Die Sicherheitslage in dem westafrikanischen Land ist seit Ausbruch des Bürgerkriegs 2002 angespannt. Waffenstillstandsabkommen und Friedensverträge, die seither zwischen Regierung und Rebellen geschlossen wurden, haben sich als brüchig erwiesen.
Am Sonntag haben nun erstmals islamistische Terroristen der Organisation al-Qaida im Islamischen Maghreb (AQIM) in der Elfenbeinküste zugeschlagen. Die Regierung in Abidjan hatte den Kampf gegen Dschihadisten schon vor Jahren zu einer ihrer wichtigsten Aufgaben erklärt.
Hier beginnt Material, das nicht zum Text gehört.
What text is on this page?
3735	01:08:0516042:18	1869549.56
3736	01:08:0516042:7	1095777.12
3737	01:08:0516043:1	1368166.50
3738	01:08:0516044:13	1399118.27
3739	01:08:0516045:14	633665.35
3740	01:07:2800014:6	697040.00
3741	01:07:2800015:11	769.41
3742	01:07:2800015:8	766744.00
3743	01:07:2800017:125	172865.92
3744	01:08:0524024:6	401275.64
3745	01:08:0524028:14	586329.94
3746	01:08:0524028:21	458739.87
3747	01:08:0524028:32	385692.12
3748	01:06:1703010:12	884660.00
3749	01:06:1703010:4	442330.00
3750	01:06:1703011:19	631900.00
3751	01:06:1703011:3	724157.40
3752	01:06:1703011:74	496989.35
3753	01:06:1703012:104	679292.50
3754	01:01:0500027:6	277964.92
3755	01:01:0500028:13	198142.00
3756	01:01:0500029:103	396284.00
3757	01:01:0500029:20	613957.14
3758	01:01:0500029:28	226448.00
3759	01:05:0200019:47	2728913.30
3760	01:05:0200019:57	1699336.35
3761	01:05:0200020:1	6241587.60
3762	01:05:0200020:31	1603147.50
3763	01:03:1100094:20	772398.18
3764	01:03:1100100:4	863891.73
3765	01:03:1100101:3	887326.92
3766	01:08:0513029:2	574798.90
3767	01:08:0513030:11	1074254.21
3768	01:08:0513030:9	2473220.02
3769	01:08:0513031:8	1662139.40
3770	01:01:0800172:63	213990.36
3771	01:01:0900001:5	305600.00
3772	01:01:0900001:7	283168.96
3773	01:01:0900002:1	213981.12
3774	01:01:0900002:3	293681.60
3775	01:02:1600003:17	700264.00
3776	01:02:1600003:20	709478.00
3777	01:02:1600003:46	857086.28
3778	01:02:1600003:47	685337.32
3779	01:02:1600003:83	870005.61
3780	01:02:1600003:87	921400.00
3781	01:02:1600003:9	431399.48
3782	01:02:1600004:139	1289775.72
Die Armee verstärkte besonders im Norden des Landes ihre Präsenz, um zu verhindern, dass Kämpfer aus Mali oder Burkina Faso einsickern.
Touristen hielten Schüsse offenbar für Feuerwerk
Nun hat AQIM nicht im Norden angegriffen, sondern im äußersten Süden der Elfenbeinküste. Grand-Bassam liegt 40 Kilometer östlich der Hauptstadt Abidjan. Die Stadt gehört wegen ihrer gut erhaltenen Häuser aus der französischen Kolonialzeit seit 2012 zum Unesco-Welterbe. Wegen seiner Strände ist Grand-Bassam ein beliebtes Ziel für einheimische und ausländische Urlauber - besonders am Wochenende.
Zunächst hielten die Touristen die Schüsse offenbar für Feuerwerk. Ein französischer Besucher sagte dem Radiosender RTL, ein Sicherheitsmann habe die Gäste noch beruhigt und behauptet, ein Kollege habe lediglich Warnschüsse abgegeben, um Jugendliche zu vertreiben, die ohne zu bezahlen auf den kostenpflichtigen Strand gelangen wollten.
Überlebende des Massakers schildern grausame Szenen. Die vermummten Angreifer kamen zur Mittagszeit: Sie sollen mehreren Restaurantbesuchern gezielt in den Kopf geschossen haben. Auch ein Kind wurde aus kürzester Entfernung getötet.
Die Belgierin Charline Burton versteckte sich mit ihrer kleinen Tochter zwei Stunden lang auf einer Toilette: "Sie waren überall um uns herum", sagte sie der BBC. "Wir hörten sie schießen: Tack-tack-tack-tack-tack."
Es ist das dritte Mal innerhalb weniger Monate, dass AQIM in Westafrika Luxushotels angreift:
Am 20. November 2015 nahmen zwei Qaida-Terroristen in Malis Hauptstadt Bamako 170 Gäste des Radisson-Blu-Hotels als Geiseln. Bei dem Überfall und der anschließenden Befreiungsaktion wurden 20 Hotelgäste und die beiden Angreifer getötet.
Am 15. Januar 2016 stürmten Qaida-Terroristen zwei Hotels und ein Restaurant in Ouagadougou, der Hauptstadt von Burkina Faso. Sie nahmen rund 200 Personen als Geiseln. Etwa 30 Menschen wurden getötet, darunter drei Angreifer. Mehreren Qaida-Milizionären gelang die Flucht.
Kampf gegen Frankreich
In den Bekennerschreiben begründete AQIM die Attentate immer mit dem Kampf gegen den Einfluss Frankreichs in der Region. Zu den Motiven für den Anschlag von Grand-Bassam lieferten die Terroristen bislang keine Erklärung.
Die Angriffe der vergangenen Monate gehen auf das Konto der Splittergruppe al-Murabitun. Die Truppe unter dem Kommando des einäugigen Dschihadisten Mokhtar Belmokhtar hatte sich Ende vergangenen Jahres offiziell AQIM angeschlossen. Belmokhtar wurde schon mehrfach für tot erklärt. Zuletzt hieß es im Juni 2015 nach einem US-Angriff in Libyen, dass der gebürtige Algerier getötet worden sei. Doch offenbar entsprach diese Meldung der libyschen Regierung nicht der Wahrheit.
Stattdessen ist es den Terroristen unter seiner Führung gelungen, ihr Operationsgebiet deutlich zu vergrößern. Im Januar 2013 überfielen Belmokhtars Kämpfer das Gasfeld Ain Amenas in Algerien. Drei Tage lang hatten sie Hunderte Arbeiter in ihrer Gewalt, 67 Menschen wurden getötet.
In Algerien liegen die Wurzeln des islamistischen Terrors in Nordwestafrika. Aus der Bürgerkriegsmiliz Salafistische Gruppe für Predigt und Kampf (GSPC) hat sich al-Qaida im Islamischen Maghreb entwickelt. Längst hat sie in anderen Staaten der Region Fuß gefasst: In Libyen, Mali, Mauretanien, Burkina Faso - und nun in der Elfenbeinküste.